As such, smart meters can help you save money every month if you are able to consume during off-peak periods (or conversely, end up costing you more).
All micro generation owners must have bi-directional meters installed. These meters measure the flow of electricity that is used by the buildings onto which they are installed, as well as the flow of power that is produced. In other words, they can measure electricity flow in two directions. There are two types of bi-directional meters: bi-directional cumulative meters and bi-directional interval meters. Both meters essentially work in the same way, but an interval meter makes readings at defined intervals (e.g. every 30 minutes), whereas a cumulative meter does not.
Who owns the electric meter?
Your utility owns the meter on your house. They are responsible for installing, maintaining, and reading your meter. Your meter is sealed and tampering with it is a prosecutable crime (not to mention highly dangerous). If you would like to have your meter moved or changed, you must contact your utility directly to see if this is possible.
How do I read my meter?
If you have an automated (smart) meter, your information is sent directly to your utility, so you don’t technically have to read your meter. That being said, it is a good idea to know how much power you are consuming, regardless of what type of meter you have.
How to read an electromechanical (analogue) meter
Electromechanical meters display electricity consumption on a series of dials. To read your meter, look at the numbers from left to right, reading the number when the dial is directly on the number, or rounding to the lowest number when it is between two numbers.
Reading a smart meter
Reading a Smart Meter is simpler, as the LCD screen will display the total kWh consumption as it changes.

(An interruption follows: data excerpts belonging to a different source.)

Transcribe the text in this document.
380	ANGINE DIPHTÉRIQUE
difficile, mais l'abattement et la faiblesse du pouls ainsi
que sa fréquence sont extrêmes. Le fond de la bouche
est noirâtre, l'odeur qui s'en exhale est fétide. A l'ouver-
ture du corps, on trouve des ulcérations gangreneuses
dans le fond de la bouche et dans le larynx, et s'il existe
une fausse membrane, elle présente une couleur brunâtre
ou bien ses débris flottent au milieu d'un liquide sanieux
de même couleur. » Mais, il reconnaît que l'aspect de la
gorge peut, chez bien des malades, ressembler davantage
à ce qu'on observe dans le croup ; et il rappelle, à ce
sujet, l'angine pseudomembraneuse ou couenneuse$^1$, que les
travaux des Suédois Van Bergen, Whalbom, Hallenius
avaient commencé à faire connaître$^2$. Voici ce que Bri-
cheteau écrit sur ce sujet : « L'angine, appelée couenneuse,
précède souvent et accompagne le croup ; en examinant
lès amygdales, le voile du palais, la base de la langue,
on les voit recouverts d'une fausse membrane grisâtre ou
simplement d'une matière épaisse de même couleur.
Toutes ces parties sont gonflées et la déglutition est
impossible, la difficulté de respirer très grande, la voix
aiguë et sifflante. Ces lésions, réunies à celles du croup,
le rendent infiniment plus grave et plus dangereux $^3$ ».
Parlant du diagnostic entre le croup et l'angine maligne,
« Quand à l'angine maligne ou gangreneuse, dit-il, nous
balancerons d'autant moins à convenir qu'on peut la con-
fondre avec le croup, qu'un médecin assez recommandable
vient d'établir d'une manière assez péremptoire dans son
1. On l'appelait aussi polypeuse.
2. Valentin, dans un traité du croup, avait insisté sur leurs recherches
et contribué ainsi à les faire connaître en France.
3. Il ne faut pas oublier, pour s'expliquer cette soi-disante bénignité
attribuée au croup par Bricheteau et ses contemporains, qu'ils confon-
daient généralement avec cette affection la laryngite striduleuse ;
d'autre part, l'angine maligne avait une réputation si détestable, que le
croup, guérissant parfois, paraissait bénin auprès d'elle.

How to read a bi-directional meter
A bi-directional meter has two displays: kWh received, and kWh delivered. The total kWh will be displayed for both directions. Electricity received will be accompanied with the code “01”, and electricity delivered with the code “46”. It may display 888 between readings, which is a segment test.
How do I know if my meter is accurate?
All meter types and models are tested extensively by your utility before they are deployed for widespread use in your community. Electro mechanic meters have a lifespan of about 30 years, and electronic (smart) meters have a lifespan of 15 to 20 years, but may need to be serviced from time to time before they are replaced. Your utility is also responsible for maintaining and servicing your electricity meter.
Some have raised concerns about the safety of smart meters, and the effects the RF (low-energy) radiation they emit. The amount of radiation you could be exposed to from a smart meter is much less than what you could be exposed to from using a cell phone, for example. Studies have been done to determine whether radiation from smart meters could interfere with electronic medical devices, such as a pacemaker. It has not been proven that smart meters interfere with these types of devices.
Who to call if my meter doesn’t work?
Your utility owns your meter and is responsible for maintaining it. If you think your meter isn’t working, call your utility’s customer service number to find out more.
What happens to my meter when I move?
The electricity meter on your home will not move or change if you move. You should notify your electricity supplier in advance of an upcoming move. A representative from your electricity utility may need to come to your house for a final meter reading, or you may need to phone in the final meter reading yourself.
What happens to my meter if I switch energy supplies?
Your utility remains the same even when you switch suppliers, so nothing will happen to your meter if you decide to change energy suppliers. Your power supply should not be interrupted when you make the switch.